2012年7月7日(土) 9:00

サメの歯26個出土/長墓遺跡

同じ場所からは最多


 島尻地区の先史時代(2500年前)の長墓遺跡でサメの歯が26個出土し、琉球列島内で同じ遺跡から出土した数としては最多であることが6日までに、発掘調査中の西九州大学(佐賀県)のマーク・ハドソン教授らの調べで明らかになった。

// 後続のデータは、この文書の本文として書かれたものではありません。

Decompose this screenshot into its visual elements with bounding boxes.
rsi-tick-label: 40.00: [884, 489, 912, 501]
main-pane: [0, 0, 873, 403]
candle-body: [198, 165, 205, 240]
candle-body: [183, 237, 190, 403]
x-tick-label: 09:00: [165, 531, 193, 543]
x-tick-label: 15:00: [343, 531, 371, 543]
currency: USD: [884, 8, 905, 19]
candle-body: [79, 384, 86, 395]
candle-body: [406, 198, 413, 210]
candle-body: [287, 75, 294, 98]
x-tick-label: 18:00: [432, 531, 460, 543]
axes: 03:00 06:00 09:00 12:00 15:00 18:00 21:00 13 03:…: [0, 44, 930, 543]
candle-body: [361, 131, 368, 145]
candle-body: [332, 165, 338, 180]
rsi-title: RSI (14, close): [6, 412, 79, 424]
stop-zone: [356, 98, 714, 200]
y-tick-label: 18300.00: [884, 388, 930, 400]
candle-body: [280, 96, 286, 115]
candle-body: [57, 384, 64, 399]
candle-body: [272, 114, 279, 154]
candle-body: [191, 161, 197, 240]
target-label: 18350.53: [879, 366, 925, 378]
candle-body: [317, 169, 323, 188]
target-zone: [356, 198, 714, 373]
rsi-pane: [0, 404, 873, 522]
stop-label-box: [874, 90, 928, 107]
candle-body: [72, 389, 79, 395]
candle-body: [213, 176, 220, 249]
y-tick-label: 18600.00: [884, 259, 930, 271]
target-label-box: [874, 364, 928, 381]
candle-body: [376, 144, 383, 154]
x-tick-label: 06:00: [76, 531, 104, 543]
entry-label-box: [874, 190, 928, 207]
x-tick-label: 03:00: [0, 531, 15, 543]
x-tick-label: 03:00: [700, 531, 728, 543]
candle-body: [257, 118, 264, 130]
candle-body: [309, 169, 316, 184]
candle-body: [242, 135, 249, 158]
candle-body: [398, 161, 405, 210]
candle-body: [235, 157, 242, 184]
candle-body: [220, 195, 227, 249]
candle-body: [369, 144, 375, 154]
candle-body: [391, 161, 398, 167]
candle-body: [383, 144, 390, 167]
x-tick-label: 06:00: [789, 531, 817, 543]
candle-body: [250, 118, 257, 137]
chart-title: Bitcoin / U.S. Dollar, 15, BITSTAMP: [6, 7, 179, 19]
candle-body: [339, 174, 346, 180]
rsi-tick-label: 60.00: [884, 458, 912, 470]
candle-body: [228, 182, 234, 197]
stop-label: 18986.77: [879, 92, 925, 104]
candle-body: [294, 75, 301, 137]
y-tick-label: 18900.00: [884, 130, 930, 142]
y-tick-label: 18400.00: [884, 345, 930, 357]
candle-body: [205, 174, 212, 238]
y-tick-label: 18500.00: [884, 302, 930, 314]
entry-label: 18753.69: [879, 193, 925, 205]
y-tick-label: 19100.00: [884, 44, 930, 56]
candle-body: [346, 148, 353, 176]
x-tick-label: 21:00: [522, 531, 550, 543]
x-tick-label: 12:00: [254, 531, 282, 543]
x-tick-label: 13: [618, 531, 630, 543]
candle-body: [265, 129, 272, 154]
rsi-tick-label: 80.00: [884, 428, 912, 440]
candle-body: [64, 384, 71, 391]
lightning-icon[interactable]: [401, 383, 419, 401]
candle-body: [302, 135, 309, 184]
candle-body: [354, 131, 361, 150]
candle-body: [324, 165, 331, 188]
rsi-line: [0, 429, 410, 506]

 これまでサメの歯が同一遺跡から最も多く出土した記録は、波照間島の下田原貝塚の20点。長墓からはそれより6点多い26点が出土し、ほとんどが穴の開いた有孔製品。同貝塚は先史時代の遺跡。


 発掘調査は今年で8年。これまでにサメの歯のほかにイモガイ科を平たく円盤状に加工したシェルディスク、ヒトの頭骨片・上腕骨片・大腿骨片、イノシシの骨、魚の骨、貝殻とその破片では、シャコガイ、サザエとそのふた、ヒザラガイ、センネンガイなどが出土している。


 長墓は内陸部の斜面に所在するのが大きな特徴。城辺の先史時代の浦底遺跡は沿岸部にあり、今後の研究では、内陸部と沿岸部を比較検討する。